Major retailers like Wal-Mart, Tesco and Carrefour will now be able to invest in Indian retail - albeit with a number of conditions

Major retailers like Wal-Mart, Tesco and Carrefour will now be able to invest in Indian retail - albeit with a number of conditions

An executive decision by India's cabinet to ease laws on foreign direct investment (FDI) in the country's retail market was met with opposition from large sections of the parliament.

Under the decision, announced yesterday (24 November), foreign companies can now own 51% of multi-brand retail stores. Previously, major retailers like Wal-Mart Stores, Tesco and Metro could only sell wholesale in India.

However, opposition groups, and even some key government allies, were furious at the decision, claiming it will force smaller retailers out of business and hit prices paid to farmers. As the ruling was made by the cabinet, it did not to go to a parliamentary vote.

In a press conference yesterday, commerce minister Anand Sharma said 10m jobs will be created over the next three years and prices will be reduced as a result of the reforms.

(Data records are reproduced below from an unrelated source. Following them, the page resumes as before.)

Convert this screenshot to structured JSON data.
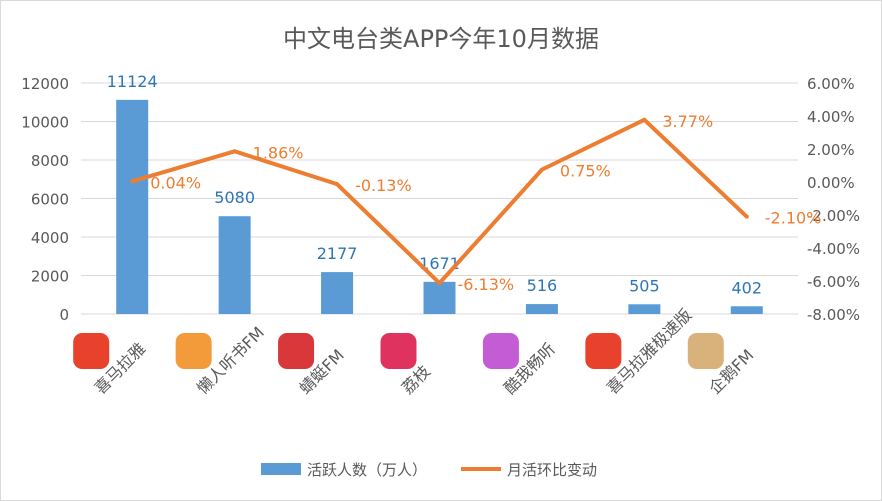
{
  "chart_data": {
    "type": "bar+line",
    "title": "中文电台类APP今年10月数据",
    "categories": [
      "喜马拉雅",
      "懒人听书FM",
      "蜻蜓FM",
      "荔枝",
      "酷我畅听",
      "喜马拉雅极速版",
      "企鹅FM"
    ],
    "category_icons": [
      "ximalaya-icon",
      "lanren-icon",
      "qingting-icon",
      "lizhi-icon",
      "kuwo-icon",
      "ximalaya-lite-icon",
      "qie-fm-icon"
    ],
    "icon_colors": [
      "#e8412c",
      "#f39a3b",
      "#d9383a",
      "#e0325f",
      "#c45cd6",
      "#e8412c",
      "#d8b27a"
    ],
    "series": [
      {
        "name": "活跃人数（万人）",
        "type": "bar",
        "axis": "left",
        "color": "#5b9bd5",
        "values": [
          11124,
          5080,
          2177,
          1671,
          516,
          505,
          402
        ],
        "labels": [
          "11124",
          "5080",
          "2177",
          "1671",
          "516",
          "505",
          "402"
        ]
      },
      {
        "name": "月活环比变动",
        "type": "line",
        "axis": "right",
        "color": "#ed7d31",
        "values": [
          0.04,
          1.86,
          -0.13,
          -6.13,
          0.75,
          3.77,
          -2.1
        ],
        "labels": [
          "0.04%",
          "1.86%",
          "-0.13%",
          "-6.13%",
          "0.75%",
          "3.77%",
          "-2.10%"
        ]
      }
    ],
    "left_axis": {
      "ylim": [
        0,
        12000
      ],
      "ticks": [
        "0",
        "2000",
        "4000",
        "6000",
        "8000",
        "10000",
        "12000"
      ]
    },
    "right_axis": {
      "ylim": [
        -8,
        6
      ],
      "ticks": [
        "-8.00%",
        "-6.00%",
        "-4.00%",
        "-2.00%",
        "0.00%",
        "2.00%",
        "4.00%",
        "6.00%"
      ]
    },
    "grid": true,
    "legend": "bottom"
  }
}
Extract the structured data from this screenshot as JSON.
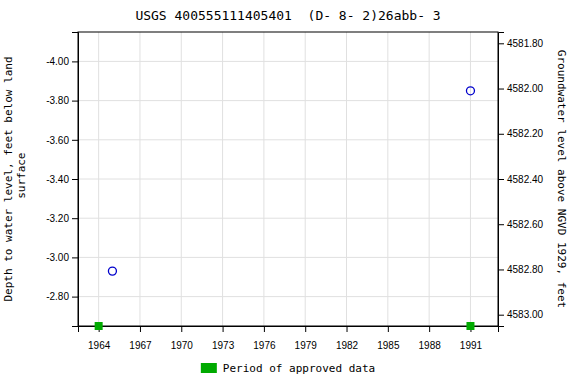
{
  "chart_data": {
    "type": "scatter",
    "title": "USGS 400555111405401  (D- 8- 2)26abb- 3",
    "y_label": "Depth to water level, feet below land\n surface",
    "y2_label": "Groundwater level above NGVD 1929, feet",
    "xlim": [
      1962.5,
      1993.0
    ],
    "xticks": [
      1964,
      1967,
      1970,
      1973,
      1976,
      1979,
      1982,
      1985,
      1988,
      1991
    ],
    "ylim": [
      -2.65,
      -4.15
    ],
    "yticks": [
      {
        "value": -4.0,
        "label": "-4.00"
      },
      {
        "value": -3.8,
        "label": "-3.80"
      },
      {
        "value": -3.6,
        "label": "-3.60"
      },
      {
        "value": -3.4,
        "label": "-3.40"
      },
      {
        "value": -3.2,
        "label": "-3.20"
      },
      {
        "value": -3.0,
        "label": "-3.00"
      },
      {
        "value": -2.8,
        "label": "-2.80"
      }
    ],
    "y2lim": [
      4583.05,
      4581.75
    ],
    "y2ticks": [
      {
        "value": 4583.0,
        "label": "4583.00"
      },
      {
        "value": 4582.8,
        "label": "4582.80"
      },
      {
        "value": 4582.6,
        "label": "4582.60"
      },
      {
        "value": 4582.4,
        "label": "4582.40"
      },
      {
        "value": 4582.2,
        "label": "4582.20"
      },
      {
        "value": 4582.0,
        "label": "4582.00"
      },
      {
        "value": 4581.8,
        "label": "4581.80"
      }
    ],
    "grid": true,
    "legend": "bottom",
    "series": [
      {
        "color": "#0000cc",
        "marker": "circle",
        "x": [
          1965.0,
          1991.0
        ],
        "values": [
          -2.93,
          -3.85
        ]
      },
      {
        "name": "Period of approved data",
        "color": "#00aa00",
        "marker": "square",
        "x": [
          1964.0,
          1991.0
        ],
        "values": [
          -2.65,
          -2.65
        ]
      }
    ]
  }
}
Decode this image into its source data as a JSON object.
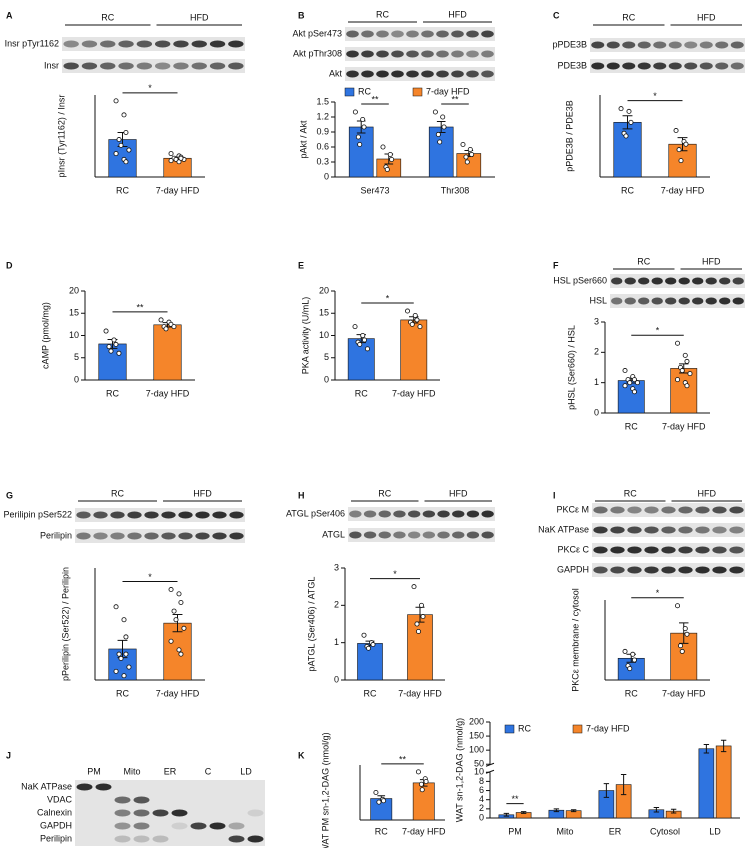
{
  "chart_data": [
    {
      "panel": "A",
      "type": "bar",
      "blot": {
        "groups": [
          "RC",
          "HFD"
        ],
        "rows": [
          "Insr pTyr1162",
          "Insr"
        ]
      },
      "ylabel": "pInsr (Tyr1162) / Insr",
      "categories": [
        "RC",
        "7-day HFD"
      ],
      "values": [
        3.2,
        1.6
      ],
      "errors": [
        0.6,
        0.12
      ],
      "points": [
        [
          6.5,
          5.3,
          3.8,
          3.2,
          2.7,
          2.3,
          2.0,
          1.5,
          1.3
        ],
        [
          2.0,
          1.8,
          1.7,
          1.6,
          1.5,
          1.5,
          1.4,
          1.3,
          1.6
        ]
      ],
      "colors": [
        "#2f74e0",
        "#f5852a"
      ],
      "ylim": [
        0,
        7
      ],
      "significance": "*"
    },
    {
      "panel": "B",
      "type": "grouped_bar",
      "blot": {
        "groups": [
          "RC",
          "HFD"
        ],
        "rows": [
          "Akt pSer473",
          "Akt pThr308",
          "Akt"
        ]
      },
      "ylabel": "pAkt / Akt",
      "categories": [
        "Ser473",
        "Thr308"
      ],
      "series": [
        {
          "name": "RC",
          "color": "#2f74e0",
          "values": [
            1.0,
            1.0
          ],
          "errors": [
            0.12,
            0.11
          ],
          "points": [
            [
              1.3,
              1.15,
              1.0,
              0.8,
              0.65
            ],
            [
              1.3,
              1.2,
              1.0,
              0.85,
              0.7
            ]
          ]
        },
        {
          "name": "7-day HFD",
          "color": "#f5852a",
          "values": [
            0.36,
            0.47
          ],
          "errors": [
            0.1,
            0.06
          ],
          "points": [
            [
              0.6,
              0.45,
              0.35,
              0.2,
              0.15
            ],
            [
              0.65,
              0.55,
              0.45,
              0.4,
              0.3
            ]
          ]
        }
      ],
      "ylim": [
        0,
        1.5
      ],
      "yticks": [
        0,
        0.3,
        0.6,
        0.9,
        1.2,
        1.5
      ],
      "significance": [
        "**",
        "**"
      ]
    },
    {
      "panel": "C",
      "type": "bar",
      "blot": {
        "groups": [
          "RC",
          "HFD"
        ],
        "rows": [
          "pPDE3B",
          "PDE3B"
        ]
      },
      "ylabel": "pPDE3B / PDE3B",
      "categories": [
        "RC",
        "7-day HFD"
      ],
      "values": [
        1.0,
        0.6
      ],
      "errors": [
        0.12,
        0.12
      ],
      "points": [
        [
          1.25,
          1.2,
          1.0,
          0.8,
          0.75
        ],
        [
          0.85,
          0.65,
          0.6,
          0.5,
          0.3
        ]
      ],
      "colors": [
        "#2f74e0",
        "#f5852a"
      ],
      "ylim": [
        0,
        1.5
      ],
      "significance": "*"
    },
    {
      "panel": "D",
      "type": "bar",
      "ylabel": "cAMP (pmol/mg)",
      "categories": [
        "RC",
        "7-day HFD"
      ],
      "values": [
        8.1,
        12.4
      ],
      "errors": [
        1.0,
        0.5
      ],
      "points": [
        [
          11,
          9,
          8,
          7.5,
          6.5,
          6
        ],
        [
          13.5,
          13,
          12.5,
          12,
          11.5,
          12
        ]
      ],
      "colors": [
        "#2f74e0",
        "#f5852a"
      ],
      "ylim": [
        0,
        20
      ],
      "yticks": [
        0,
        5,
        10,
        15,
        20
      ],
      "significance": "**"
    },
    {
      "panel": "E",
      "type": "bar",
      "ylabel": "PKA activity (U/mL)",
      "categories": [
        "RC",
        "7-day HFD"
      ],
      "values": [
        9.3,
        13.5
      ],
      "errors": [
        0.9,
        0.7
      ],
      "points": [
        [
          12,
          10,
          9,
          8.5,
          8,
          7
        ],
        [
          15.5,
          14.5,
          13.5,
          13,
          12.5,
          12
        ]
      ],
      "colors": [
        "#2f74e0",
        "#f5852a"
      ],
      "ylim": [
        0,
        20
      ],
      "yticks": [
        0,
        5,
        10,
        15,
        20
      ],
      "significance": "*"
    },
    {
      "panel": "F",
      "type": "bar",
      "blot": {
        "groups": [
          "RC",
          "HFD"
        ],
        "rows": [
          "HSL pSer660",
          "HSL"
        ]
      },
      "ylabel": "pHSL (Ser660) / HSL",
      "categories": [
        "RC",
        "7-day HFD"
      ],
      "values": [
        1.07,
        1.47
      ],
      "errors": [
        0.08,
        0.15
      ],
      "points": [
        [
          1.4,
          1.2,
          1.1,
          1.1,
          1.0,
          1.0,
          0.9,
          0.8,
          0.7
        ],
        [
          2.3,
          1.9,
          1.7,
          1.5,
          1.4,
          1.3,
          1.1,
          1.0,
          0.9
        ]
      ],
      "colors": [
        "#2f74e0",
        "#f5852a"
      ],
      "ylim": [
        0,
        3
      ],
      "yticks": [
        0,
        1,
        2,
        3
      ],
      "significance": "*"
    },
    {
      "panel": "G",
      "type": "bar",
      "blot": {
        "groups": [
          "RC",
          "HFD"
        ],
        "rows": [
          "Perilipin pSer522",
          "Perilipin"
        ]
      },
      "ylabel": "pPerilipin (Ser522) / Perilipin",
      "categories": [
        "RC",
        "7-day HFD"
      ],
      "values": [
        0.36,
        0.66
      ],
      "errors": [
        0.1,
        0.1
      ],
      "points": [
        [
          0.85,
          0.7,
          0.5,
          0.3,
          0.25,
          0.15,
          0.1,
          0.05,
          0.3
        ],
        [
          1.05,
          1.0,
          0.9,
          0.8,
          0.7,
          0.6,
          0.45,
          0.35,
          0.3
        ]
      ],
      "colors": [
        "#2f74e0",
        "#f5852a"
      ],
      "ylim": [
        0,
        1.3
      ],
      "significance": "*"
    },
    {
      "panel": "H",
      "type": "bar",
      "blot": {
        "groups": [
          "RC",
          "HFD"
        ],
        "rows": [
          "ATGL pSer406",
          "ATGL"
        ]
      },
      "ylabel": "pATGL (Ser406) / ATGL",
      "categories": [
        "RC",
        "7-day HFD"
      ],
      "values": [
        0.98,
        1.75
      ],
      "errors": [
        0.06,
        0.2
      ],
      "points": [
        [
          1.2,
          1.0,
          0.95,
          0.9,
          0.85
        ],
        [
          2.5,
          2.0,
          1.7,
          1.5,
          1.3
        ]
      ],
      "colors": [
        "#2f74e0",
        "#f5852a"
      ],
      "ylim": [
        0,
        3
      ],
      "yticks": [
        0,
        1,
        2,
        3
      ],
      "significance": "*"
    },
    {
      "panel": "I",
      "type": "bar",
      "blot": {
        "groups": [
          "RC",
          "HFD"
        ],
        "rows": [
          "PKCε M",
          "NaK ATPase",
          "PKCε C",
          "GAPDH"
        ]
      },
      "ylabel": "PKCε membrane / cytosol",
      "categories": [
        "RC",
        "7-day HFD"
      ],
      "values": [
        0.38,
        0.82
      ],
      "errors": [
        0.07,
        0.18
      ],
      "points": [
        [
          0.5,
          0.45,
          0.35,
          0.25,
          0.2
        ],
        [
          1.3,
          0.9,
          0.8,
          0.6,
          0.5
        ]
      ],
      "colors": [
        "#2f74e0",
        "#f5852a"
      ],
      "ylim": [
        0,
        1.4
      ],
      "significance": "*"
    },
    {
      "panel": "J",
      "type": "blot",
      "blot": {
        "fractions": [
          "PM",
          "Mito",
          "ER",
          "C",
          "LD"
        ],
        "rows": [
          "NaK ATPase",
          "VDAC",
          "Calnexin",
          "GAPDH",
          "Perilipin"
        ]
      }
    },
    {
      "panel": "K",
      "type": "bar",
      "ylabel": "WAT PM sn-1,2-DAG (nmol/g)",
      "categories": [
        "RC",
        "7-day HFD"
      ],
      "values": [
        0.78,
        1.35
      ],
      "errors": [
        0.1,
        0.12
      ],
      "points": [
        [
          1.0,
          0.75,
          0.7,
          0.65
        ],
        [
          1.75,
          1.5,
          1.4,
          1.3,
          1.1
        ]
      ],
      "colors": [
        "#2f74e0",
        "#f5852a"
      ],
      "ylim": [
        0,
        2
      ],
      "significance": "**"
    },
    {
      "type": "grouped_bar",
      "ylabel": "WAT sn-1,2-DAG (nmol/g)",
      "categories": [
        "PM",
        "Mito",
        "ER",
        "Cytosol",
        "LD"
      ],
      "series": [
        {
          "name": "RC",
          "color": "#2f74e0",
          "values": [
            0.7,
            1.7,
            6.0,
            1.8,
            105
          ],
          "errors": [
            0.3,
            0.3,
            1.5,
            0.5,
            15
          ]
        },
        {
          "name": "7-day HFD",
          "color": "#f5852a",
          "values": [
            1.2,
            1.6,
            7.3,
            1.5,
            115
          ],
          "errors": [
            0.2,
            0.2,
            2.2,
            0.4,
            20
          ]
        }
      ],
      "ylim": [
        0,
        200
      ],
      "ybreak": [
        10,
        50
      ],
      "yticks": [
        0,
        2,
        4,
        6,
        8,
        10,
        50,
        100,
        150,
        200
      ],
      "significance": [
        "**",
        null,
        null,
        null,
        null
      ]
    }
  ]
}
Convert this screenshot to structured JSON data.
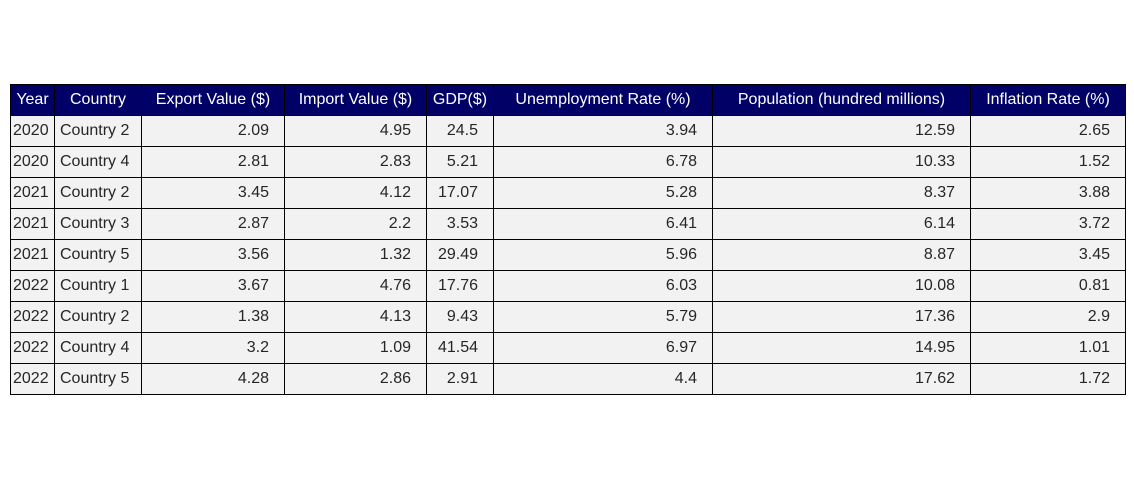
{
  "chart_data": {
    "type": "table",
    "columns": [
      "Year",
      "Country",
      "Export Value ($)",
      "Import Value ($)",
      "GDP($)",
      "Unemployment Rate (%)",
      "Population (hundred millions)",
      "Inflation Rate (%)"
    ],
    "rows": [
      [
        "2020",
        "Country 2",
        "2.09",
        "4.95",
        "24.5",
        "3.94",
        "12.59",
        "2.65"
      ],
      [
        "2020",
        "Country 4",
        "2.81",
        "2.83",
        "5.21",
        "6.78",
        "10.33",
        "1.52"
      ],
      [
        "2021",
        "Country 2",
        "3.45",
        "4.12",
        "17.07",
        "5.28",
        "8.37",
        "3.88"
      ],
      [
        "2021",
        "Country 3",
        "2.87",
        "2.2",
        "3.53",
        "6.41",
        "6.14",
        "3.72"
      ],
      [
        "2021",
        "Country 5",
        "3.56",
        "1.32",
        "29.49",
        "5.96",
        "8.87",
        "3.45"
      ],
      [
        "2022",
        "Country 1",
        "3.67",
        "4.76",
        "17.76",
        "6.03",
        "10.08",
        "0.81"
      ],
      [
        "2022",
        "Country 2",
        "1.38",
        "4.13",
        "9.43",
        "5.79",
        "17.36",
        "2.9"
      ],
      [
        "2022",
        "Country 4",
        "3.2",
        "1.09",
        "41.54",
        "6.97",
        "14.95",
        "1.01"
      ],
      [
        "2022",
        "Country 5",
        "4.28",
        "2.86",
        "2.91",
        "4.4",
        "17.62",
        "1.72"
      ]
    ],
    "colors": {
      "header_background": "#000066",
      "header_text": "#ffffff",
      "cell_background": "#f2f2f2",
      "cell_text": "#262626",
      "border": "#000000"
    }
  }
}
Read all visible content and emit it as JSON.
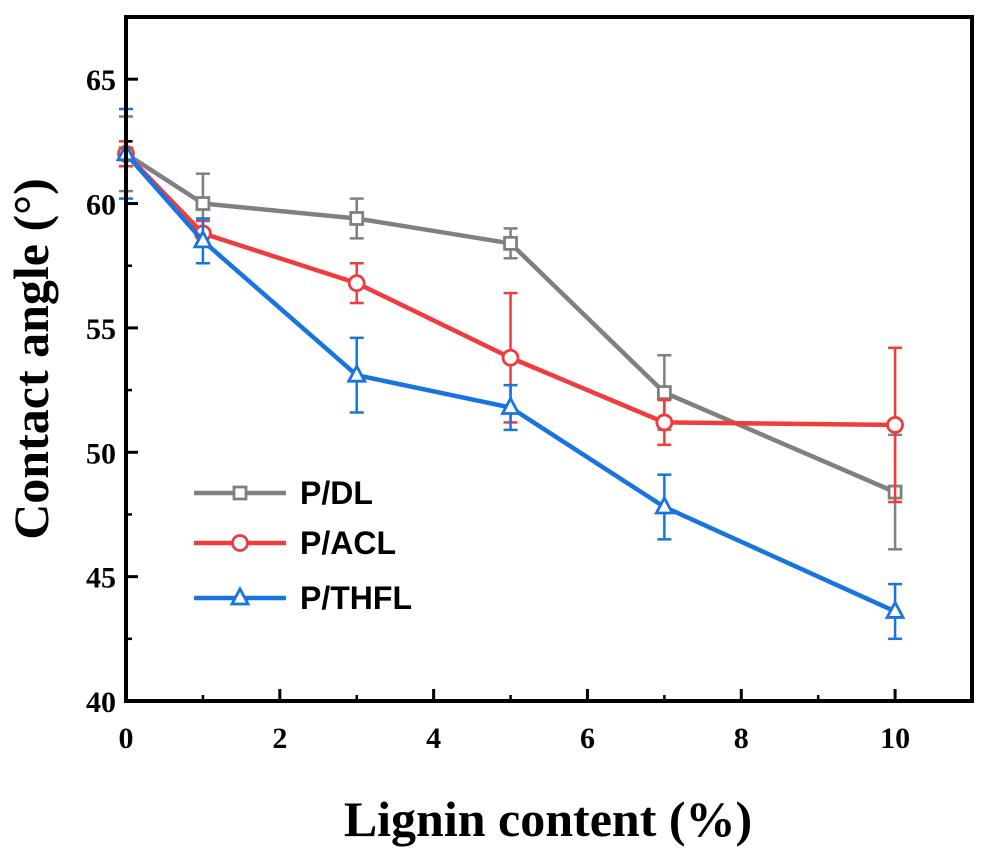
{
  "chart_data": {
    "type": "line",
    "title": "",
    "xlabel": "Lignin content (%)",
    "ylabel": "Contact angle (°)",
    "xlim": [
      0,
      11
    ],
    "ylim": [
      40,
      67.5
    ],
    "xticks": [
      0,
      2,
      4,
      6,
      8,
      10
    ],
    "xtick_labels": [
      "0",
      "2",
      "4",
      "6",
      "8",
      "10"
    ],
    "yticks": [
      40,
      45,
      50,
      55,
      60,
      65
    ],
    "ytick_labels": [
      "40",
      "45",
      "50",
      "55",
      "60",
      "65"
    ],
    "grid": false,
    "legend_position": "lower-left",
    "x": [
      0,
      1,
      3,
      5,
      7,
      10
    ],
    "series": [
      {
        "name": "P/DL",
        "color": "#808080",
        "marker": "square",
        "values": [
          62.0,
          60.0,
          59.4,
          58.4,
          52.4,
          48.4
        ],
        "errors": [
          1.5,
          1.2,
          0.8,
          0.6,
          1.5,
          2.3
        ]
      },
      {
        "name": "P/ACL",
        "color": "#f03c3c",
        "marker": "circle",
        "values": [
          62.0,
          58.8,
          56.8,
          53.8,
          51.2,
          51.1
        ],
        "errors": [
          0.5,
          0.5,
          0.8,
          2.6,
          0.9,
          3.1
        ]
      },
      {
        "name": "P/THFL",
        "color": "#1874e0",
        "marker": "triangle",
        "values": [
          62.0,
          58.5,
          53.1,
          51.8,
          47.8,
          43.6
        ],
        "errors": [
          1.8,
          0.9,
          1.5,
          0.9,
          1.3,
          1.1
        ]
      }
    ]
  }
}
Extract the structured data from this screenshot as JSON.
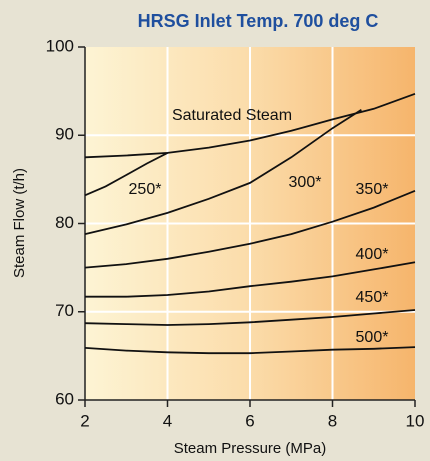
{
  "chart_data": {
    "type": "line",
    "title": "HRSG Inlet Temp. 700 deg C",
    "x_label": "Steam Pressure (MPa)",
    "y_label": "Steam Flow (t/h)",
    "xlim": [
      2,
      10
    ],
    "ylim": [
      60,
      100
    ],
    "xticks": [
      2,
      4,
      6,
      8,
      10
    ],
    "yticks": [
      60,
      70,
      80,
      90,
      100
    ],
    "grid": true,
    "color": "#111111",
    "series": [
      {
        "name": "Saturated Steam",
        "x": [
          2,
          3,
          4,
          5,
          6,
          7,
          8,
          9,
          10
        ],
        "values": [
          87.5,
          87.7,
          88.0,
          88.6,
          89.4,
          90.5,
          91.8,
          93.0,
          94.7
        ]
      },
      {
        "name": "250*",
        "x": [
          2,
          2.5,
          3,
          3.5,
          4
        ],
        "values": [
          83.2,
          84.2,
          85.5,
          86.8,
          88.0
        ]
      },
      {
        "name": "300*",
        "x": [
          2,
          3,
          4,
          5,
          6,
          7,
          8,
          8.7
        ],
        "values": [
          78.8,
          79.9,
          81.2,
          82.8,
          84.6,
          87.5,
          90.8,
          92.9
        ]
      },
      {
        "name": "350*",
        "x": [
          2,
          3,
          4,
          5,
          6,
          7,
          8,
          9,
          10
        ],
        "values": [
          75.0,
          75.4,
          76.0,
          76.8,
          77.7,
          78.8,
          80.2,
          81.8,
          83.7
        ]
      },
      {
        "name": "400*",
        "x": [
          2,
          3,
          4,
          5,
          6,
          7,
          8,
          9,
          10
        ],
        "values": [
          71.7,
          71.7,
          71.9,
          72.3,
          72.9,
          73.4,
          74.0,
          74.8,
          75.6
        ]
      },
      {
        "name": "450*",
        "x": [
          2,
          3,
          4,
          5,
          6,
          7,
          8,
          9,
          10
        ],
        "values": [
          68.7,
          68.6,
          68.5,
          68.6,
          68.8,
          69.1,
          69.4,
          69.8,
          70.2
        ]
      },
      {
        "name": "500*",
        "x": [
          2,
          3,
          4,
          5,
          6,
          7,
          8,
          9,
          10
        ],
        "values": [
          65.9,
          65.6,
          65.4,
          65.3,
          65.3,
          65.5,
          65.7,
          65.8,
          66.0
        ]
      }
    ]
  }
}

The legislation contained a number of conditions for foreign retailers that invest in India. They must invest at least US$100m, half of which must be spent on infrastructure. Companies will also be forced to buy 30% of produce from small and medium enterprises and are only able to establish stores in cities with a population of one million people or more.

As India is a federal country, individual states will have to give their consent to allow foreign companies to open stores, which may prove a problem for states controlled by parties opposing FDI.